One job that hasn’t changed much is mucking, or removing the blasted rock: a blast today products 2000 to 3000 tons of rock fragments from gravel to 10-ton boulders, but it’s still all got to be cleared out of the way with bulldozers. The material stays on site in a vast rubble field beneath the carving; otherwise it would take 200 truck loads to clear the rock from each blast.
BOX: KORCZAK ZIOLKOWSKI
Korczak Ziolkowski had a tough childhood. A Boston-born Polish American, he was orphaned at the age of one and grew up in foster homes. Although never formally schooled in it, sculpture was a release, and he made his first marble portrait – of a supportive juvenile judge – with a coal chisel. In 1939 a sculpture won first prize at the New York World Fair and he was asked to help Gutzon Borglum on Mount Rushmore. This brought him to the attention of Standing Bear and his Crazy Horse idea, although World War Two (Korczak landed on Omaha Beach) delayed its start.
Although Native American leaders requested the tribute – the 1948 site dedication was attended by five of the nine survivors of Little Bighorn – attitudes have changed over the years.
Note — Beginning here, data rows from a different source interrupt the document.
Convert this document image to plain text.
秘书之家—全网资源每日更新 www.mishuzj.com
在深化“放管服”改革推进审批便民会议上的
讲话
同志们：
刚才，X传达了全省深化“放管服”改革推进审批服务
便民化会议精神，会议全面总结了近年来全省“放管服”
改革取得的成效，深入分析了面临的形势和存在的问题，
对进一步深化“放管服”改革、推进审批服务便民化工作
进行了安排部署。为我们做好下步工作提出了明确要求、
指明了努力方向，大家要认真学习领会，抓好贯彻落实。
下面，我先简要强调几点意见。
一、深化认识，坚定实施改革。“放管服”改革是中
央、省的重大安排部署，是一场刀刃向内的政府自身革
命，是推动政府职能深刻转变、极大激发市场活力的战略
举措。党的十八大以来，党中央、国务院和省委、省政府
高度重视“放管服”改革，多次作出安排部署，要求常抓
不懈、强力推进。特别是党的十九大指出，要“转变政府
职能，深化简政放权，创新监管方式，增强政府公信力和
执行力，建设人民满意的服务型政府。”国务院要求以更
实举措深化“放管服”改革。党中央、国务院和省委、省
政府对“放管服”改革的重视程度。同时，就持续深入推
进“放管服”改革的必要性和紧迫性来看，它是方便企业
Lame Deer and Russell Means are examples of prominent Native Americans who have stridently opposed the carving, considering it a desecration of nature and pointing out that a man who refused to be photographed (Korczak’s sculptures represent an interpretation of Crazy Horse’s identity) probably wouldn’t have wanted to be sculpted 560 feet high.
“It doesn’t matter whether it’s Native Americans, Caucasians or what it is, you never please everyone,” says Ruth. “One of the unfortunate things was the Standing Bear passed away early on in the project [1953] and we had to start all over again to make friends on the reservation, and that made it very difficult. But there has never been a doubt in the world it should be done.”
Relations have improved as other parts of the project had developed. Korczak envisaged a whole complex embracing a museum, medical centre, university – even a landing strip. Don’t hold your breath for an airport but the museum is impressive and detailed, and work is underway on the school dormitory, supported and ratified by the University of South Dakota. A scholarship fund gave out $180,000 last year.
But what prompted Korczak to devote his life to memorialising Native Americans? “I think some of it goes back to his Polish ancestry. If you look at Poland and see how they’ve been divided up and sliced off, it’s a little like what happened to the Indians as they were pushed west. And he was always for the underdog.” Standing Bear had another explanation. One day he found out that Korczak’s September 6 birthday matched the date of Crazy Horse’s death. “He figured Crazy Horse’s spirit hovered around the world waiting for Korczak to be born, and that was why he said yes.”